Il secessionismo, sul popolo, non ha più presa. Semplicemente perchè Roma non è più il centro del potere, ma periferia subordinata. E non è una peculiarità nostrana, bensì una comune di tutte le capitali d’Europa, di tutti gli Stati nazionali. Non può più scaldare il cuore staccarsi da Roma per creare una nuova Roma, ora che – tanto si sa – la sola capitale, il solo centro decisionale è Bruxelles… o Strasburgo… o la sede centrale di qualche banca internazionale. Non vi è più il cittadino, sostituito dal consumatore, sballottato di qua e di là nel gioco domanda-offerta tipico del mercato, dentro al quale risulta alla fine impotente. Non vi è più il cittadino, sostituito dalla banconota, sulla cui stampa lo Stato nazionale non ha ormai più voce in capitolo.

L’indipendentismo ha presa tutt’oggi. Anzi, soprattutto oggi, come dimostrano le dinamiche elettorali in giro per l’Europa. Ma assume un connotato diverso: di rivendicazione di sovranità, quella sovranità che via via i governi nazionali hanno ceduto all’UE. La battaglia – sacrosanta – indipendentista consiste nel riprendersela. La Lega deve però avere la sapienza di sfruttare quella macroregione su cui tanto si è spinto in campagna elettorale e che, una volta fatta, è sparita dall’ordine del giorno. La Lega deve unire Piemonte, Lombardia e Veneto per costruire una comunità territoriale in grado di attuare da sè quelle decisioni politiche ed economiche che lo Stato centrale non è più in grado di compiere. Ridefinendo da sè le proprie alleanze transnazionali, le strategie geopolitiche, i percorsi macroeconomici. Maroni, ora governatore, ha lo strumento politico e amministrativo per farlo, partendo da quei progetti come la moneta locale, il chilometro zero, la valorizzazione della produzione locale… iniziative teorizzate dalla Lega e ora accantonati.
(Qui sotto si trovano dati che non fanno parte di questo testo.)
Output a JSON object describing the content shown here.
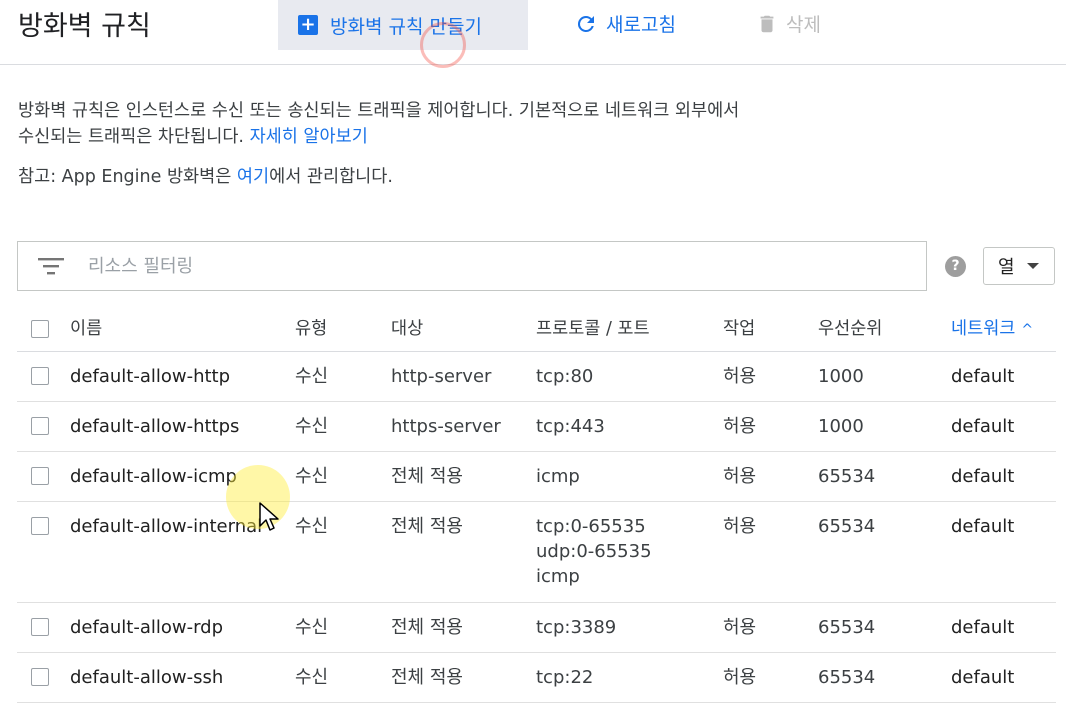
{
  "header": {
    "title": "방화벽 규칙",
    "create_label": "방화벽 규칙 만들기",
    "refresh_label": "새로고침",
    "delete_label": "삭제"
  },
  "description": {
    "text": "방화벽 규칙은 인스턴스로 수신 또는 송신되는 트래픽을 제어합니다. 기본적으로 네트워크 외부에서 수신되는 트래픽은 차단됩니다. ",
    "learn_more": "자세히 알아보기",
    "note_prefix": "참고: App Engine 방화벽은 ",
    "note_link": "여기",
    "note_suffix": "에서 관리합니다."
  },
  "filter": {
    "placeholder": "리소스 필터링",
    "columns_label": "열"
  },
  "table": {
    "headers": {
      "name": "이름",
      "type": "유형",
      "target": "대상",
      "protocol": "프로토콜 / 포트",
      "action": "작업",
      "priority": "우선순위",
      "network": "네트워크"
    },
    "rows": [
      {
        "name": "default-allow-http",
        "type": "수신",
        "target": "http-server",
        "protocol": [
          "tcp:80"
        ],
        "action": "허용",
        "priority": "1000",
        "network": "default"
      },
      {
        "name": "default-allow-https",
        "type": "수신",
        "target": "https-server",
        "protocol": [
          "tcp:443"
        ],
        "action": "허용",
        "priority": "1000",
        "network": "default"
      },
      {
        "name": "default-allow-icmp",
        "type": "수신",
        "target": "전체 적용",
        "protocol": [
          "icmp"
        ],
        "action": "허용",
        "priority": "65534",
        "network": "default"
      },
      {
        "name": "default-allow-internal",
        "type": "수신",
        "target": "전체 적용",
        "protocol": [
          "tcp:0-65535",
          "udp:0-65535",
          "icmp"
        ],
        "action": "허용",
        "priority": "65534",
        "network": "default"
      },
      {
        "name": "default-allow-rdp",
        "type": "수신",
        "target": "전체 적용",
        "protocol": [
          "tcp:3389"
        ],
        "action": "허용",
        "priority": "65534",
        "network": "default"
      },
      {
        "name": "default-allow-ssh",
        "type": "수신",
        "target": "전체 적용",
        "protocol": [
          "tcp:22"
        ],
        "action": "허용",
        "priority": "65534",
        "network": "default"
      }
    ]
  },
  "colors": {
    "accent": "#1a73e8",
    "create_button_bg": "#e8eaf0",
    "disabled": "#bdbdbd"
  }
}
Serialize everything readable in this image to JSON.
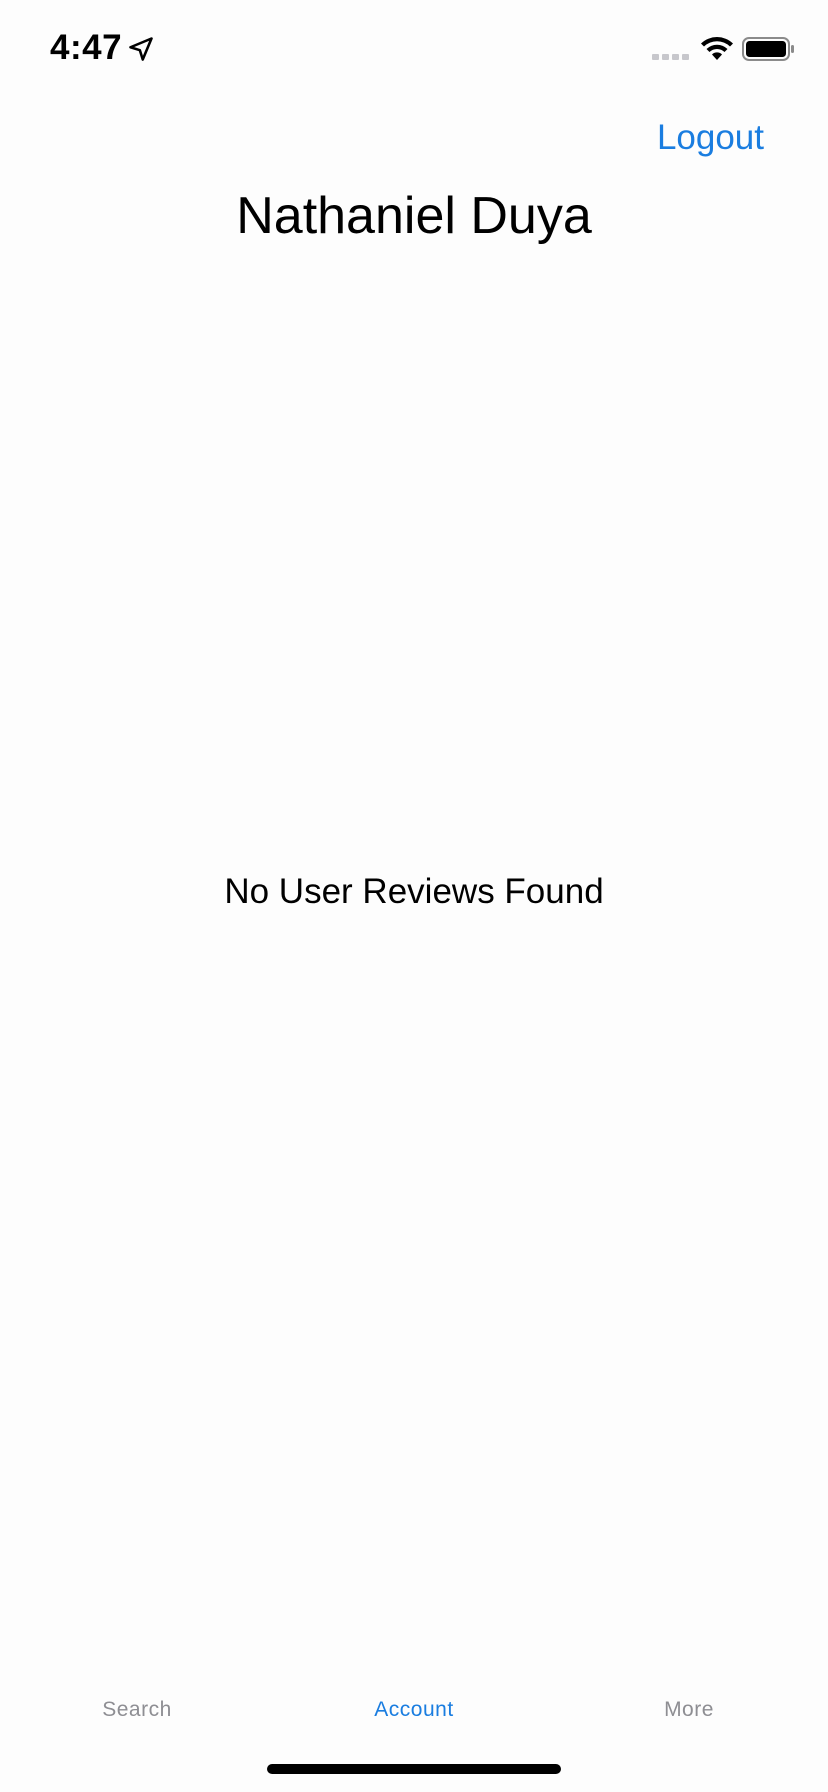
{
  "status_bar": {
    "time": "4:47",
    "icons": [
      "location-arrow-icon",
      "cellular-signal-icon",
      "wifi-icon",
      "battery-icon"
    ]
  },
  "header": {
    "logout_label": "Logout",
    "title": "Nathaniel Duya"
  },
  "main": {
    "empty_message": "No User Reviews Found"
  },
  "tab_bar": {
    "tabs": [
      {
        "label": "Search",
        "active": false
      },
      {
        "label": "Account",
        "active": true
      },
      {
        "label": "More",
        "active": false
      }
    ]
  },
  "colors": {
    "accent": "#1a7de0",
    "inactive_tab": "#8e8e93",
    "text": "#000000",
    "background": "#fdfdfd"
  }
}
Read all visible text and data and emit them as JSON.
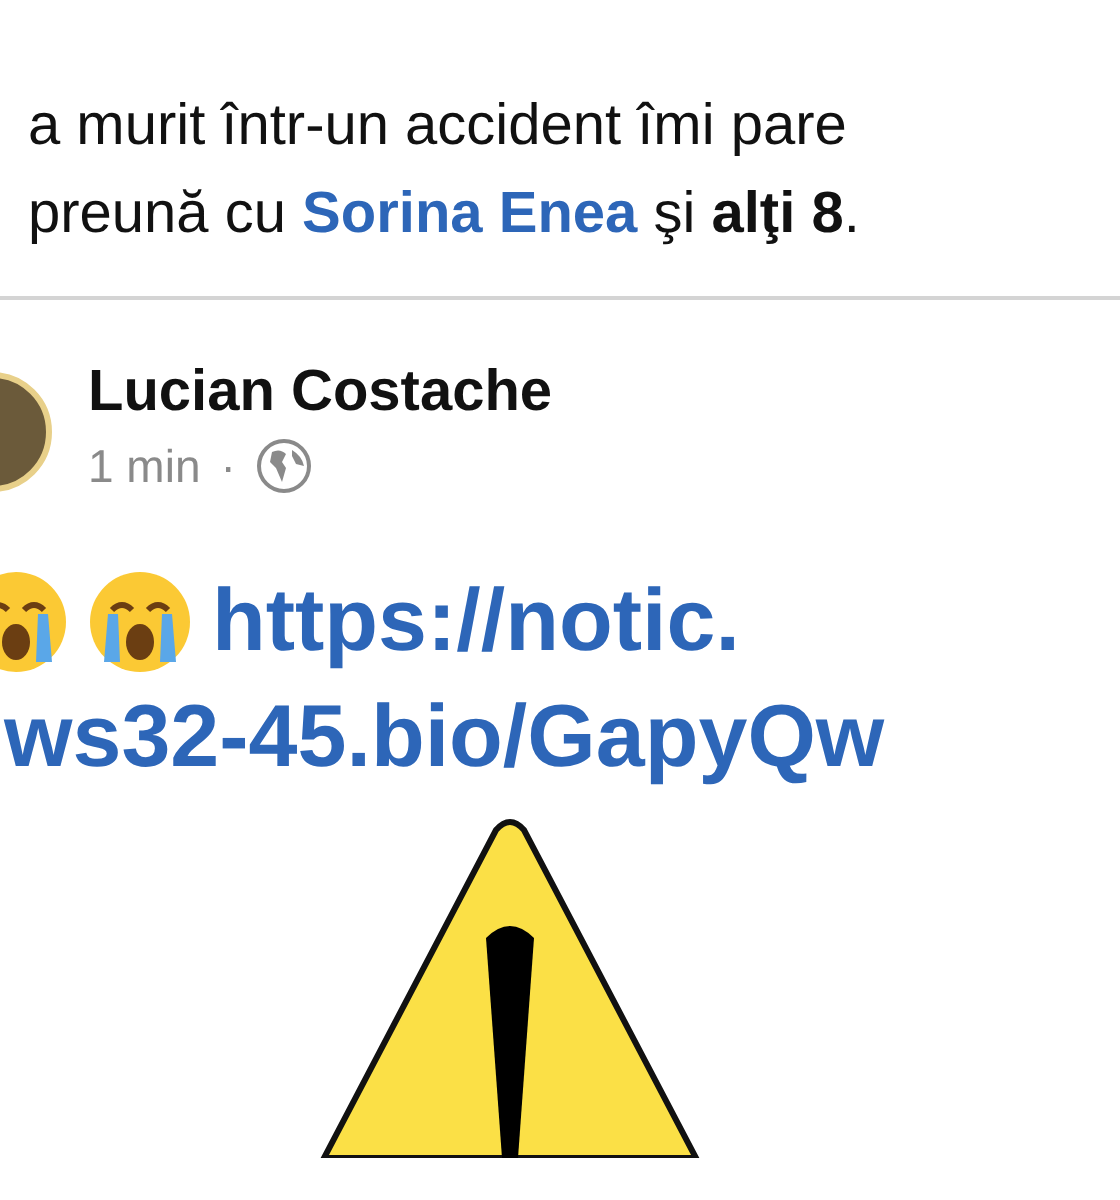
{
  "caption": {
    "line_1": "a murit într-un accident îmi pare",
    "line_2": {
      "before": "preună cu ",
      "link": "Sorina Enea",
      "after": " şi **alţi 8**."
    }
  },
  "post": {
    "author": "Lucian Costache",
    "time": "1 min",
    "separator": "·",
    "link_lines": [
      "https://notic.",
      "ws32-45.bio/GapyQw"
    ]
  }
}
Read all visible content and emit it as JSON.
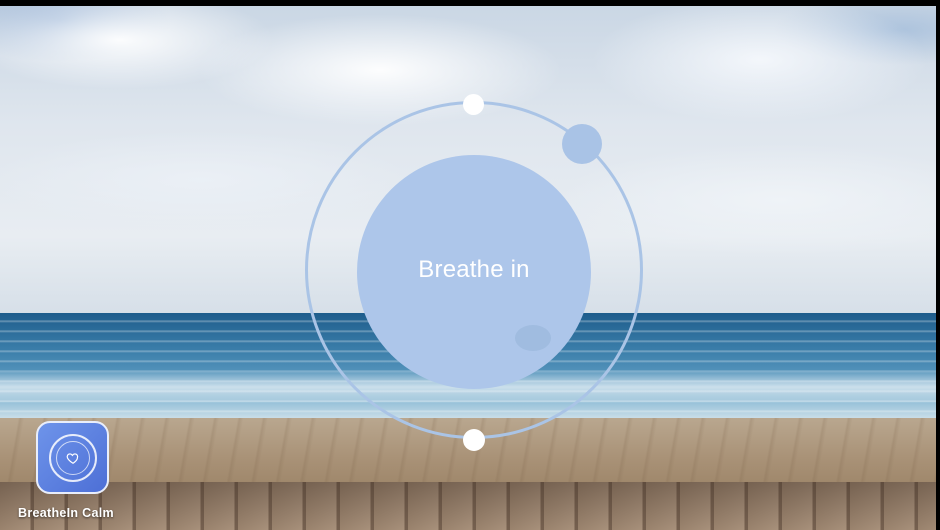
{
  "breathing": {
    "prompt": "Breathe in"
  },
  "app": {
    "name": "BreatheIn Calm",
    "icon": "heart-icon",
    "accent": "#adc6ea",
    "icon_color": "#5a7fe0"
  },
  "scene": {
    "background": "beach-photo"
  }
}
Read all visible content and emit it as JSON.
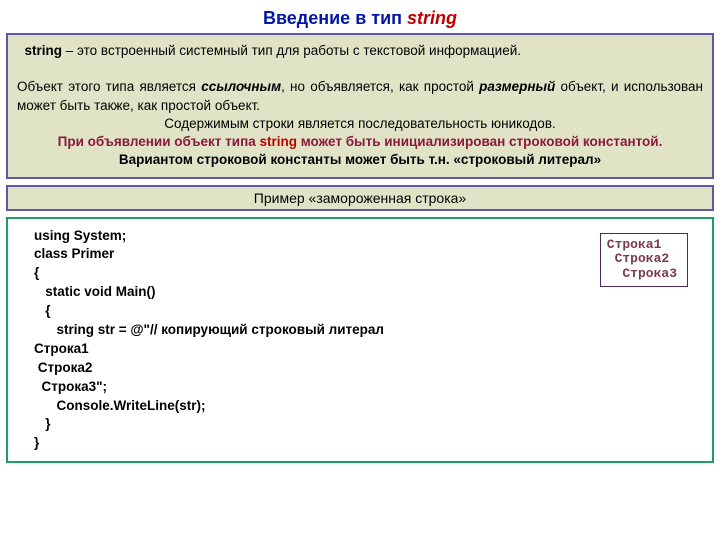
{
  "title_prefix": "Введение в тип ",
  "title_keyword": "string",
  "panel1": {
    "line1_pre": "string",
    "line1_rest": " – это встроенный системный тип для работы с текстовой информацией.",
    "line2_pre": "Объект этого типа является ",
    "line2_em": "ссылочным",
    "line2_mid": ", но объявляется, как простой ",
    "line2_em2": "размерный",
    "line2_post": " объект, и использован может быть также, как простой объект.",
    "line3": "Содержимым  строки  является последовательность юникодов.",
    "line4_pre": "При объявлении объект типа ",
    "line4_kw": "string",
    "line4_post": " может быть инициализирован строковой константой.",
    "line5": "Вариантом строковой константы может быть т.н. «строковый литерал»"
  },
  "panel2_text": "Пример «замороженная строка»",
  "code": "using System;\nclass Primer\n{\n   static void Main()\n   {\n      string str = @\"// копирующий строковый литерал\nСтрока1\n Строка2\n  Строка3\";\n      Console.WriteLine(str);\n   }\n}",
  "output": {
    "line1": "Строка1",
    "line2": " Строка2",
    "line3": "  Строка3"
  }
}
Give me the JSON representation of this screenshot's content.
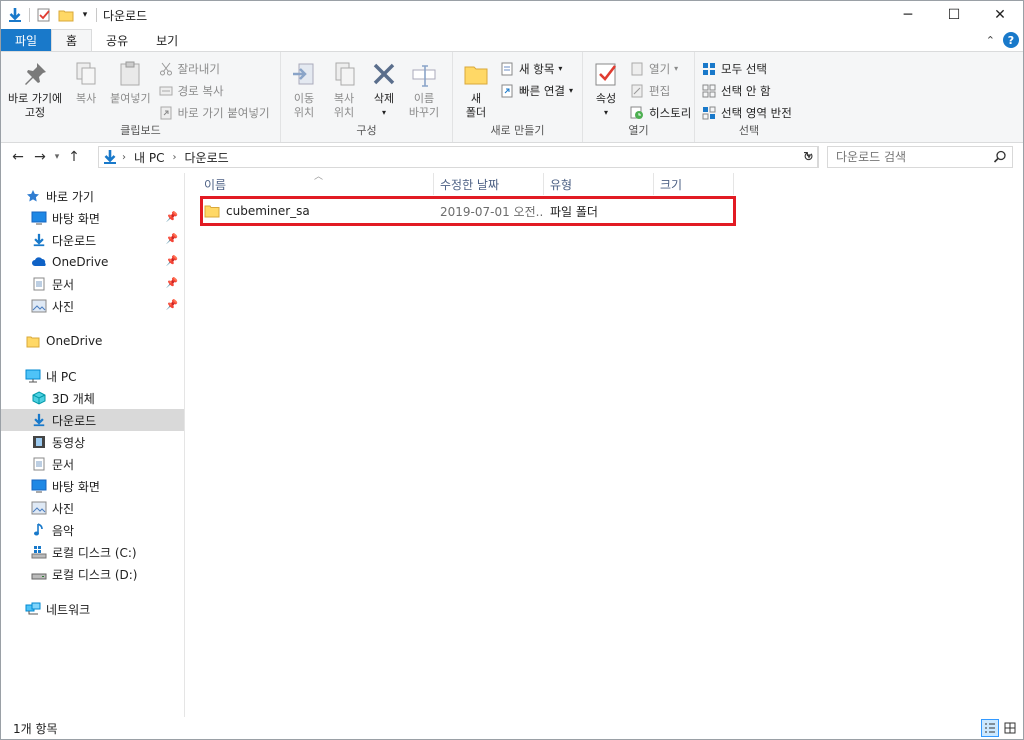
{
  "window": {
    "title": "다운로드",
    "controls": {
      "minimize": "─",
      "maximize": "☐",
      "close": "✕"
    }
  },
  "ribbon_tabs": [
    {
      "label": "파일"
    },
    {
      "label": "홈"
    },
    {
      "label": "공유"
    },
    {
      "label": "보기"
    }
  ],
  "ribbon": {
    "clipboard": {
      "label": "클립보드",
      "pin_line1": "바로 가기에",
      "pin_line2": "고정",
      "copy": "복사",
      "paste": "붙여넣기",
      "cut": "잘라내기",
      "copy_path": "경로 복사",
      "paste_shortcut": "바로 가기 붙여넣기"
    },
    "organize": {
      "label": "구성",
      "move_line1": "이동",
      "move_line2": "위치",
      "copyto_line1": "복사",
      "copyto_line2": "위치",
      "delete": "삭제",
      "rename_line1": "이름",
      "rename_line2": "바꾸기"
    },
    "new": {
      "label": "새로 만들기",
      "folder_line1": "새",
      "folder_line2": "폴더",
      "new_item": "새 항목",
      "easy_access": "빠른 연결"
    },
    "open": {
      "label": "열기",
      "properties": "속성",
      "open": "열기",
      "edit": "편집",
      "history": "히스토리"
    },
    "select": {
      "label": "선택",
      "select_all": "모두 선택",
      "select_none": "선택 안 함",
      "invert": "선택 영역 반전"
    }
  },
  "address": {
    "crumbs": [
      "내 PC",
      "다운로드"
    ],
    "search_placeholder": "다운로드 검색"
  },
  "nav": {
    "quick_access": "바로 가기",
    "quick_items": [
      "바탕 화면",
      "다운로드",
      "OneDrive",
      "문서",
      "사진"
    ],
    "onedrive": "OneDrive",
    "this_pc": "내 PC",
    "pc_items": [
      "3D 개체",
      "다운로드",
      "동영상",
      "문서",
      "바탕 화면",
      "사진",
      "음악",
      "로컬 디스크 (C:)",
      "로컬 디스크 (D:)"
    ],
    "network": "네트워크"
  },
  "columns": {
    "name": "이름",
    "modified": "수정한 날짜",
    "type": "유형",
    "size": "크기"
  },
  "files": [
    {
      "name": "cubeminer_sa",
      "modified": "2019-07-01 오전...",
      "type": "파일 폴더",
      "size": ""
    }
  ],
  "status": {
    "count": "1개 항목"
  },
  "colors": {
    "accent": "#1979ca",
    "highlight": "#e21b23",
    "selected": "#d9d9d9"
  }
}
La Lega ha un’opportunità: il vuoto creatosi in quell’area impropriamente definita Destra. Impropriamente, perchè destra e sinistra sono ormai concetti morti e sepolti. Vuoto, perchè annientato – da una parte – dall’anacronismo reazionario/nazionalista e – dall’altra – dal fervore progressista di finiana memoria. Quest’area identitaria e tradizionalista rimasta orfana (non certo il mondo del progressismo globalista della sinistra o il liberalismo filo-capitalista) è l’humus ideale per il movimento leghista. Che non può prescindere dall’essere – appunto – identitaria e tradizionalista, per dare compiutezza al progetto di cui sopra. La creazione di una comunità indipendente ha un senso soltanto se assume caratteristiche differenti dallo status quo. Non serve una nuova nazione, più piccola e sempre schiava di tecnocrati, denaro, produttivismo, finanza e lassismo etico. Serve una Patria, un’alleanza di popoli che recuperi i valori tradizionali di uomo, famiglia e comunità.

La Lega si accinge in inverno ad un cambio di leadership, che verosimilmente e speranzosamente consegnerà a Salvini il timone del movimento. A lui il compito ed il dovere morale di guidarlo verso un ritorno al futuro.